Findings: The distribution of song releases observed in the stratified sampling approach appears to be more representative of the overall population distribution. January and May still stand out as the months with the highest release activity, but the song releases in the other months are more evenly distributed,

library(plotly)
library(sampling)
set.seed(3605)
x <- subset(Songs, select = c(track_name, released_month, mode))

#SRSWOR(data wrangling)
tibble_1 <- as_tibble(Songs)
s <- srswor(250, nrow(tibble_1))
rows <- (1:nrow(tibble_1))[s!=0]
tibble_sample <- tibble_1[rows,]
table4 <- as.data.frame(table(tibble_sample$released_month))
table4 <-as_tibble(table4) 
colnames(table4) <- c("Month", "Frequency")
bar5 <- plot_ly(table4, x = ~`Month`, y = ~`Frequency`,  type = 'bar', name = "SRSWOR",
                marker = list(color = 'rgb(174, 190, 147)', line = list(color = 'rgb(8, 48, 7)')))

#Systematic 
sample <- inclusionprobabilities(
  x$released_month, 250)
s <- UPsystematic(sample)
sample.b <- x[s != 0, ]
table1 <- as.data.frame(table(sample.b$released_month))

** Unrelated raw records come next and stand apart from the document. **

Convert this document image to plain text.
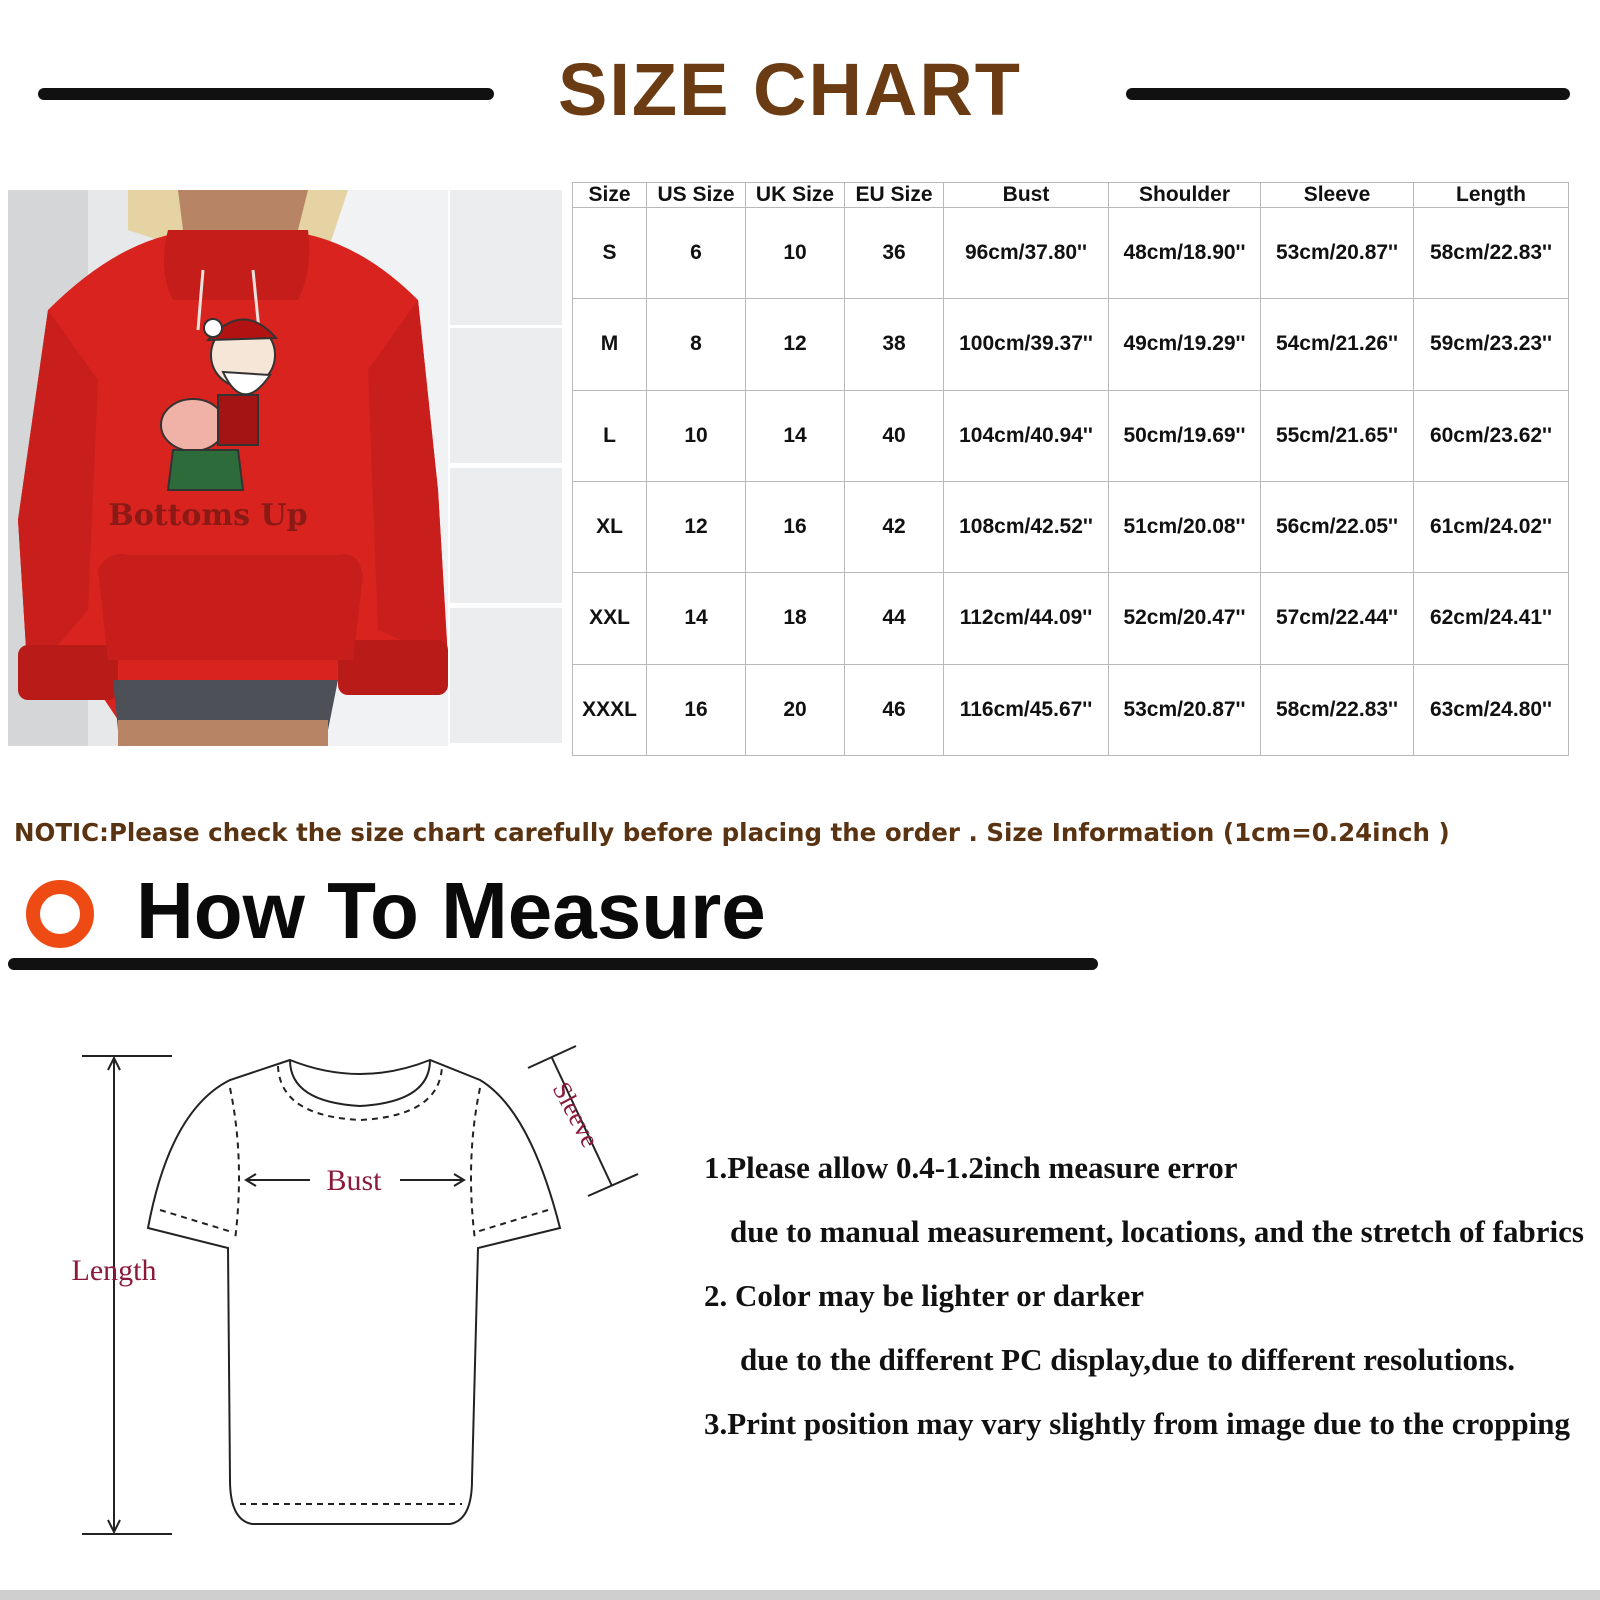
SIZE CHART
Bottoms Up
Size	US Size	UK Size	EU Size	Bust	Shoulder	Sleeve	Length
S	6	10	36	96cm/37.80''	48cm/18.90''	53cm/20.87''	58cm/22.83''
M	8	12	38	100cm/39.37''	49cm/19.29''	54cm/21.26''	59cm/23.23''
L	10	14	40	104cm/40.94''	50cm/19.69''	55cm/21.65''	60cm/23.62''
XL	12	16	42	108cm/42.52''	51cm/20.08''	56cm/22.05''	61cm/24.02''
XXL	14	18	44	112cm/44.09''	52cm/20.47''	57cm/22.44''	62cm/24.41''
XXXL	16	20	46	116cm/45.67''	53cm/20.87''	58cm/22.83''	63cm/24.80''
NOTIC:Please check the size chart carefully before placing the order . Size Information (1cm=0.24inch )
How To Measure
Bust
Length
Sleeve
1.Please allow 0.4-1.2inch measure error
due to manual measurement, locations, and the stretch of fabrics
2. Color may be lighter or darker
due to the different PC display,due to different resolutions.
3.Print position may vary slightly from image due to the cropping
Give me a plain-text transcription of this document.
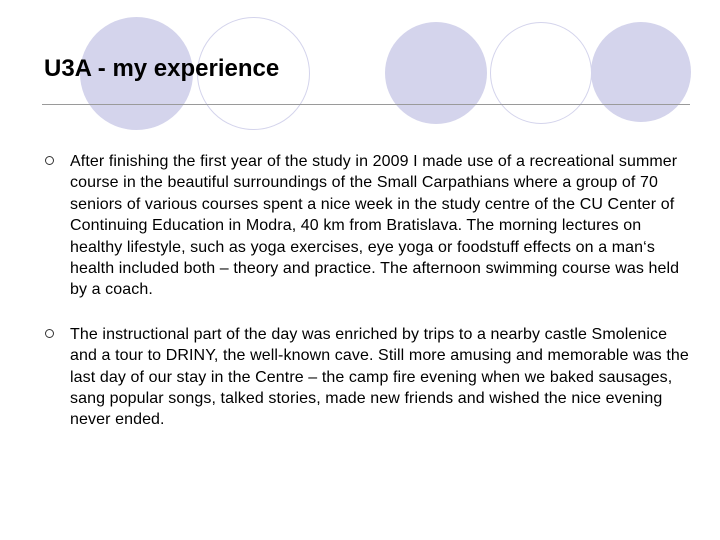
U3A - my experience
After finishing the first year of the study in 2009 I made use of a recreational summer course in the beautiful surroundings of the Small Carpathians where a group of 70 seniors of various courses spent a nice week in the study centre of the CU Center of Continuing Education in Modra, 40 km from Bratislava. The morning lectures on healthy lifestyle, such as yoga exercises, eye yoga or foodstuff effects on a man‘s health included both – theory and practice. The afternoon swimming course was held by a coach.
The instructional part of the day was enriched by trips to a nearby castle Smolenice and a tour to DRINY, the well-known cave. Still more amusing and memorable was the last day of our stay in the Centre – the camp fire evening when we baked sausages, sang popular songs, talked stories, made new friends and wished the nice evening never ended.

bar3 <- plot_ly(table1, x = table1$Var1, y = table1$Freq,  type = 'bar', name = "Systematic Sampling",
                marker = list(color = 'rgb(212, 178, 167)', line = list(color = 'rgb(8, 48, 7)')))

#Strata
set.seed(3605)
y <- subset(Songs, select = c(mode))
order.index <- order(y$mode)
ordered.y <- y[order.index, ]
freq <- table(ordered.y$mode) 

st.sizes <- 250 * (freq/sum(freq))
st <- strata(ordered.y, stratanames = c("mode"),
             size = c(144,106), method = "srswor", description =FALSE)
st.1 <- getdata(x,st)
table2 <- as.data.frame(table(st.1$released_month))
bar4 <- plot_ly(table2, x = table2$Var1, y = table2$Freq,  type = 'bar', name = "Stratified Sampling",
                marker = list(color = 'rgb(241, 215, 150)', line = list(color = 'rgb(8, 48, 7)')))


bar1 <- bar1 %>% layout(annotations = list(
  x = 6, y = 140,    
  text = "Population",
      showarrow = FALSE,
      font = list(size = 17)))

bar5 <- bar5 %>% layout(annotations = list(
  x = 5, y = 40,
  text = "SRSWOR",
      showarrow = FALSE,
      font = list(size = 17)))

bar3 <- bar3 %>% layout(
    annotations = list(
      x = 5, y = 40, 
      text = "Systematic Sampling",
      showarrow = FALSE,
      font = list(size = 17)))

bar4 <- bar4 %>% layout(
    annotations = list(
      x = 5, y = 40, 
      text = "Stratified Sampling",
      showarrow = FALSE,
      font = list(size = 17))) 

plotly:: subplot(bar1, bar4, nrows = 2)
plotly:: subplot(bar3, bar5, nrows = 2)

Conclusion

Overall, the chart highlights the differences in playlist placement strategies and preferences across the three major music streaming services. Apple Music appears to have the most concentrated playlist placements, with a few songs dominating the top spots, while Spotify and Deezer have a more even distribution of playlist placements across their top songs. Major is the majority mode and the C# is a common key in the top songs.These insights can be valuable for understanding the various playlist promotion mechanisms and the relative importance of each platform for artists and their music. In various sampling, the stratified sampling approach has yielded a distribution that looks more alike to the real-world pattern of song releases seen in the population.